A year after a controversial attempt to constrict Utah's open records laws, the Legislature has now quietly and diligently forged changes that not only bolster the principle of open government, but also work to prevent frustration from bubbling over again in the future.
The passage of SB177, now signed into law by Gov. Gary Herbert, might be viewed as something of an about-face after the debacle unleashed by efforts to dismantle important provisions of the law in 2010.
But in fairness, the resulting year-long focus on the Government Records Access and Management Act is more properly viewed as an example of how the legislative process should work, particularly when contention and controversy are afoot at every turn.

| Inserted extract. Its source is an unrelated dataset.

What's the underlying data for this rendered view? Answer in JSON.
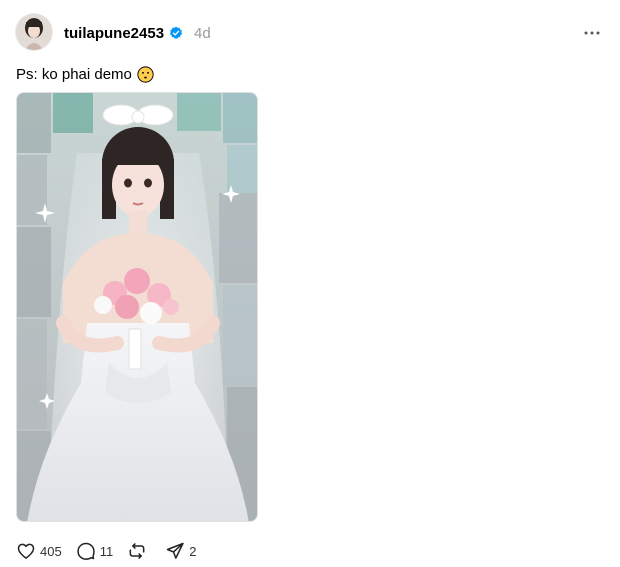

Sen. Curtis Bramble, R-Provo, deftly shepherded amendments to GRAMA that will serve to enhance the responsiveness of the state's public records apparatus. Commendably, the amendments also make a strong statement about the inherent principle, contained in the original law's enabling clause, that records generated in the service of the public should be presumed to be open to the public.
The amendments serve to elucidate on that very critical point, making it clear that a "record shall be disclosed when the public interest in disclosure is equal to or greater than the interests in non-disclosure."

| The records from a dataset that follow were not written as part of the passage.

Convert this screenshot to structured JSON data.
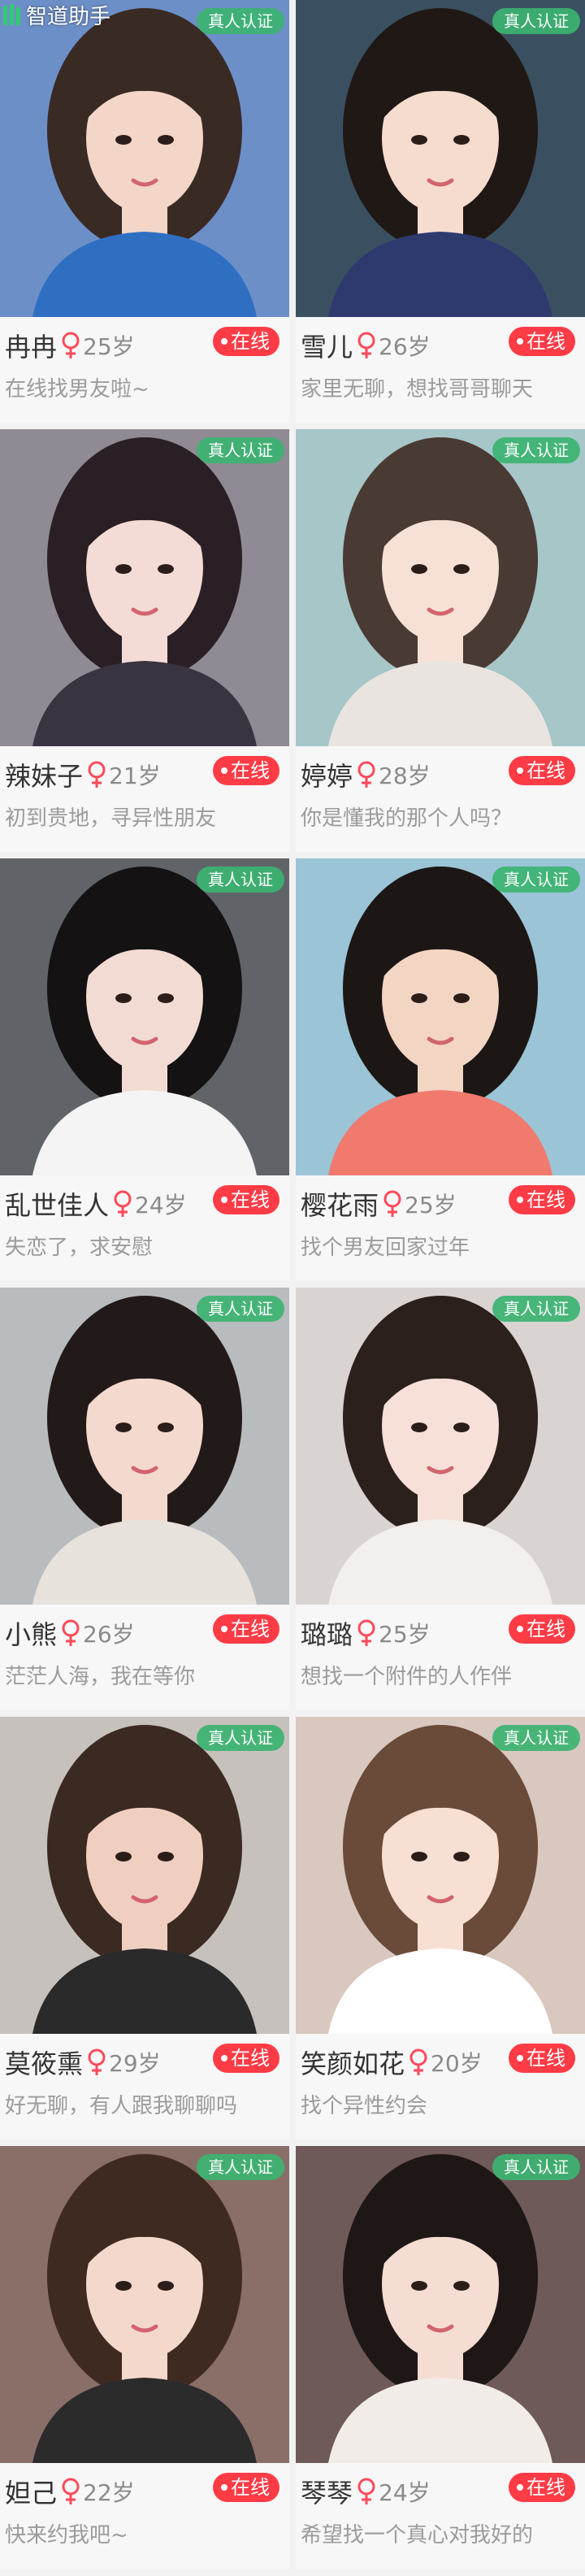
{
  "app": {
    "watermark_text": "智道助手"
  },
  "badge_label": "真人认证",
  "online_label": "在线",
  "colors": {
    "online": "#ff3b45",
    "badge": "#3cb371",
    "female_icon": "#ff4a5a"
  },
  "cards": [
    {
      "name": "冉冉",
      "age": "25岁",
      "status": "在线找男友啦~",
      "photo": {
        "bg": "#6d8fc8",
        "skin": "#f3d6c8",
        "hair": "#3a2a24",
        "top": "#2f6fc2"
      }
    },
    {
      "name": "雪儿",
      "age": "26岁",
      "status": "家里无聊，想找哥哥聊天",
      "photo": {
        "bg": "#3a5060",
        "skin": "#f6dccf",
        "hair": "#1f1815",
        "top": "#2e3a6e"
      }
    },
    {
      "name": "辣妹子",
      "age": "21岁",
      "status": "初到贵地，寻异性朋友",
      "photo": {
        "bg": "#8f8a93",
        "skin": "#f5dbd6",
        "hair": "#2a1f25",
        "top": "#3a3340"
      }
    },
    {
      "name": "婷婷",
      "age": "28岁",
      "status": "你是懂我的那个人吗？",
      "photo": {
        "bg": "#a6c6c8",
        "skin": "#f7e1d6",
        "hair": "#4a3a34",
        "top": "#e9e4df"
      }
    },
    {
      "name": "乱世佳人",
      "age": "24岁",
      "status": "失恋了，求安慰",
      "photo": {
        "bg": "#606468",
        "skin": "#f2dbd2",
        "hair": "#141212",
        "top": "#f4f4f4"
      }
    },
    {
      "name": "樱花雨",
      "age": "25岁",
      "status": "找个男友回家过年",
      "photo": {
        "bg": "#9bc4d6",
        "skin": "#f3d5c4",
        "hair": "#1c1714",
        "top": "#f07a6e"
      }
    },
    {
      "name": "小熊",
      "age": "26岁",
      "status": "茫茫人海，我在等你",
      "photo": {
        "bg": "#b9bcbf",
        "skin": "#f4d9cf",
        "hair": "#221a18",
        "top": "#e8e2dd"
      }
    },
    {
      "name": "璐璐",
      "age": "25岁",
      "status": "想找一个附件的人作伴",
      "photo": {
        "bg": "#d9d4d2",
        "skin": "#f6e0d8",
        "hair": "#2b201c",
        "top": "#f2efec"
      }
    },
    {
      "name": "莫筱熏",
      "age": "29岁",
      "status": "好无聊，有人跟我聊聊吗",
      "photo": {
        "bg": "#c7c1bd",
        "skin": "#f1cfc0",
        "hair": "#3a2a22",
        "top": "#2a2a2a"
      }
    },
    {
      "name": "笑颜如花",
      "age": "20岁",
      "status": "找个异性约会",
      "photo": {
        "bg": "#d9c8bf",
        "skin": "#f7dfd3",
        "hair": "#6a4a38",
        "top": "#ffffff"
      }
    },
    {
      "name": "妲己",
      "age": "22岁",
      "status": "快来约我吧~",
      "photo": {
        "bg": "#8a6f68",
        "skin": "#f4d8cc",
        "hair": "#3f2a22",
        "top": "#2b2b2b"
      }
    },
    {
      "name": "琴琴",
      "age": "24岁",
      "status": "希望找一个真心对我好的",
      "photo": {
        "bg": "#6e5a58",
        "skin": "#f5ddd3",
        "hair": "#1e1716",
        "top": "#f1ece8"
      }
    }
  ]
}
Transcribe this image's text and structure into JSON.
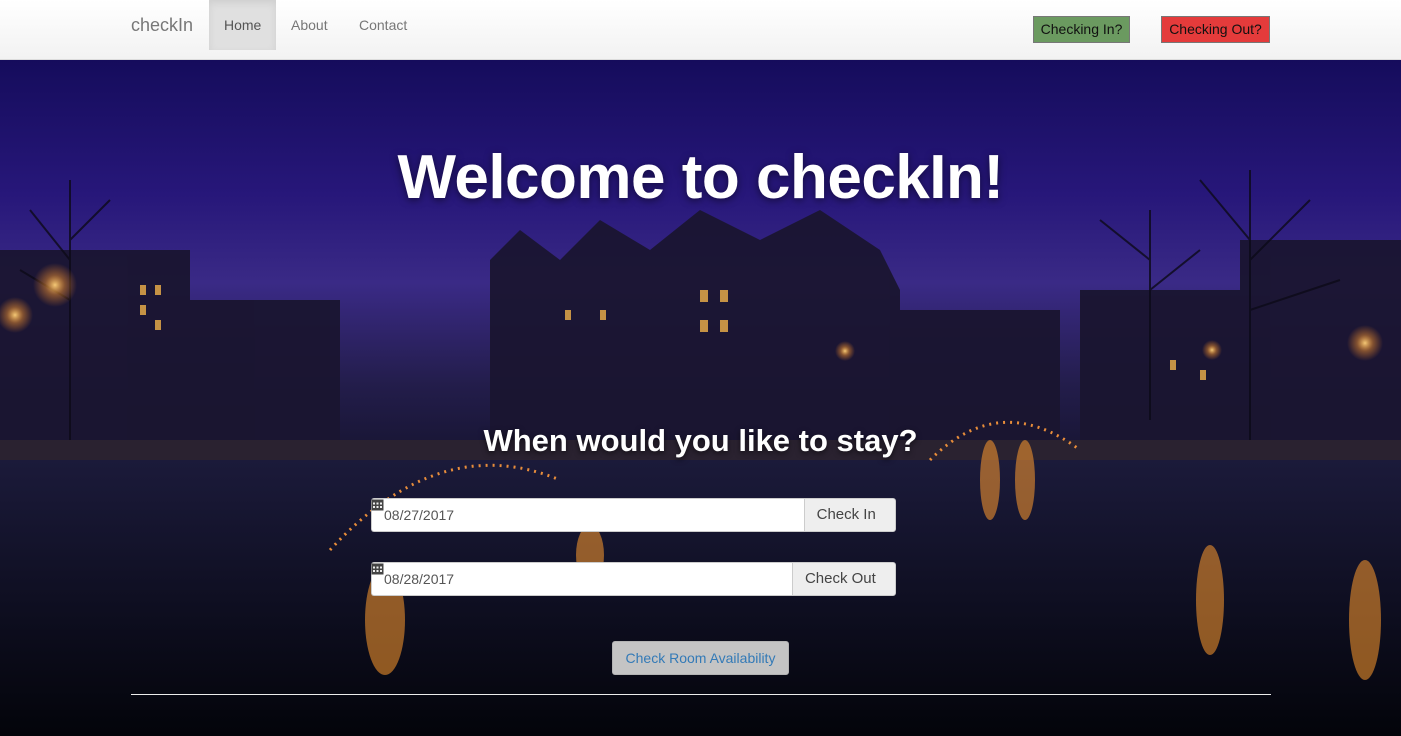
{
  "navbar": {
    "brand": "checkIn",
    "links": [
      {
        "label": "Home",
        "active": true
      },
      {
        "label": "About",
        "active": false
      },
      {
        "label": "Contact",
        "active": false
      }
    ],
    "checkin_button": "Checking In?",
    "checkout_button": "Checking Out?"
  },
  "hero": {
    "title": "Welcome to checkIn!",
    "subtitle": "When would you like to stay?",
    "checkin": {
      "value": "08/27/2017",
      "addon_label": "Check In",
      "icon": "calendar-icon"
    },
    "checkout": {
      "value": "08/28/2017",
      "addon_label": "Check Out",
      "icon": "calendar-icon"
    },
    "availability_button": "Check Room Availability"
  },
  "colors": {
    "checkin_button": "#6b9a60",
    "checkout_button": "#e43b3b",
    "link_blue": "#337ab7"
  }
}
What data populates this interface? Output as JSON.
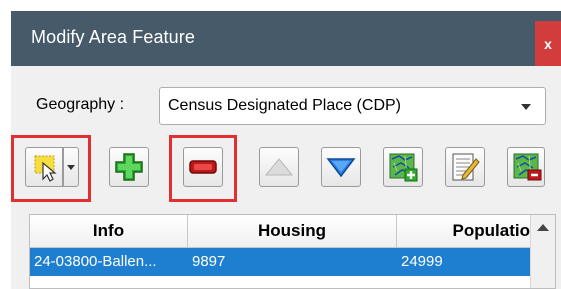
{
  "window": {
    "title": "Modify Area Feature",
    "close_label": "x"
  },
  "geography": {
    "label": "Geography :",
    "selected": "Census Designated Place (CDP)"
  },
  "toolbar": {
    "buttons": [
      {
        "name": "select-feature",
        "icon": "select-rectangle-icon"
      },
      {
        "name": "add",
        "icon": "green-plus-icon"
      },
      {
        "name": "remove",
        "icon": "red-minus-icon"
      },
      {
        "name": "move-up",
        "icon": "triangle-up-icon"
      },
      {
        "name": "move-down",
        "icon": "triangle-down-icon"
      },
      {
        "name": "map-add",
        "icon": "map-add-icon"
      },
      {
        "name": "map-edit",
        "icon": "map-edit-icon"
      },
      {
        "name": "map-remove",
        "icon": "map-remove-icon"
      }
    ]
  },
  "table": {
    "columns": [
      "Info",
      "Housing",
      "Populatio"
    ],
    "rows": [
      {
        "info": "24-03800-Ballen...",
        "housing": "9897",
        "population": "24999",
        "selected": true
      }
    ]
  },
  "colors": {
    "titlebar": "#465a6a",
    "selection": "#1e7fd0",
    "highlight": "#e03030"
  }
}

SB177 also includes a mechanism to formally resolve such disputes with the creation of a government records ombudsman. The current process for resolution is sometimes cumbersome and inconsistent from agency to agency.
Likewise, the new amendments require records custodians undergo annual online training on how to manage public records requests. That will go far toward streamlining and clarifying the disclosure and inspection process.

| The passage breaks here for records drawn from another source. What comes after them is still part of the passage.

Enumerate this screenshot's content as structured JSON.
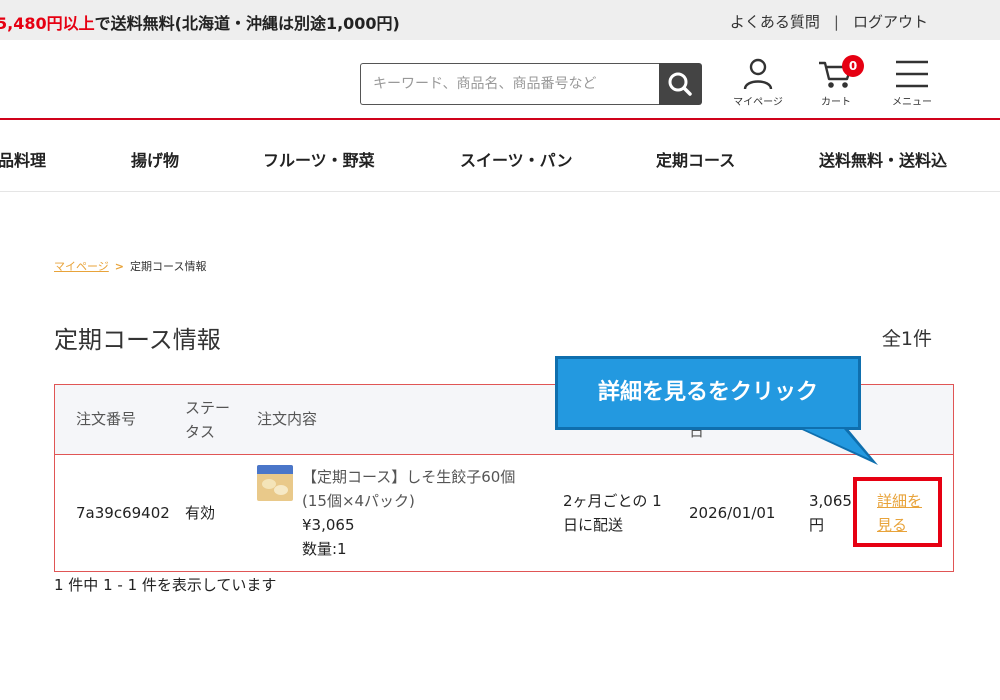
{
  "topbar": {
    "promo_prefix": "5,480円以上",
    "promo_rest": "で送料無料(北海道・沖縄は別途1,000円)",
    "faq": "よくある質問",
    "separator": "|",
    "logout": "ログアウト"
  },
  "header": {
    "search_placeholder": "キーワード、商品名、商品番号など",
    "mypage_label": "マイページ",
    "cart_label": "カート",
    "cart_count": "0",
    "menu_label": "メニュー"
  },
  "nav": {
    "items": [
      "品料理",
      "揚げ物",
      "フルーツ・野菜",
      "スイーツ・パン",
      "定期コース",
      "送料無料・送料込"
    ]
  },
  "breadcrumb": {
    "mypage": "マイページ",
    "chevron": ">",
    "current": "定期コース情報"
  },
  "page": {
    "title": "定期コース情報",
    "count": "全1件"
  },
  "table": {
    "headers": {
      "order_no": "注文番号",
      "status_1": "ステー",
      "status_2": "タス",
      "content": "注文内容",
      "date_fragment": "日"
    },
    "row": {
      "order_no": "7a39c69402",
      "status": "有効",
      "product_name_1": "【定期コース】しそ生餃子60個",
      "product_name_2": "(15個×4パック)",
      "price": "¥3,065",
      "quantity": "数量:1",
      "cycle_1": "2ヶ月ごとの 1",
      "cycle_2": "日に配送",
      "next_date": "2026/01/01",
      "amount_1": "3,065",
      "amount_2": "円",
      "detail_1": "詳細を",
      "detail_2": "見る"
    }
  },
  "callout": {
    "text": "詳細を見るをクリック"
  },
  "pager": {
    "text": "1 件中 1 - 1 件を表示しています"
  },
  "colors": {
    "accent_red": "#e60012",
    "link_orange": "#e8a33a",
    "callout_blue": "#2399e0"
  }
}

The original attempt to overhaul the law was fueled in part by frustrations among legislative leaders over potential abuses of GRAMA by media and others who might employ the law as a way to peek into a public official's private doings or wield it as a weapon of intimidation.
The process that led to SB177 included the work of a task force that met to allow a full venting of those concerns and the vetting of a large number of proposed solutions.
It is proof that the legislative process, when calmly and assiduously applied, can result in practical and potent solutions. In this case, it has brought closure to a once divisive debate and left in its place a body of law both the Legislature and citizenry can be proud of.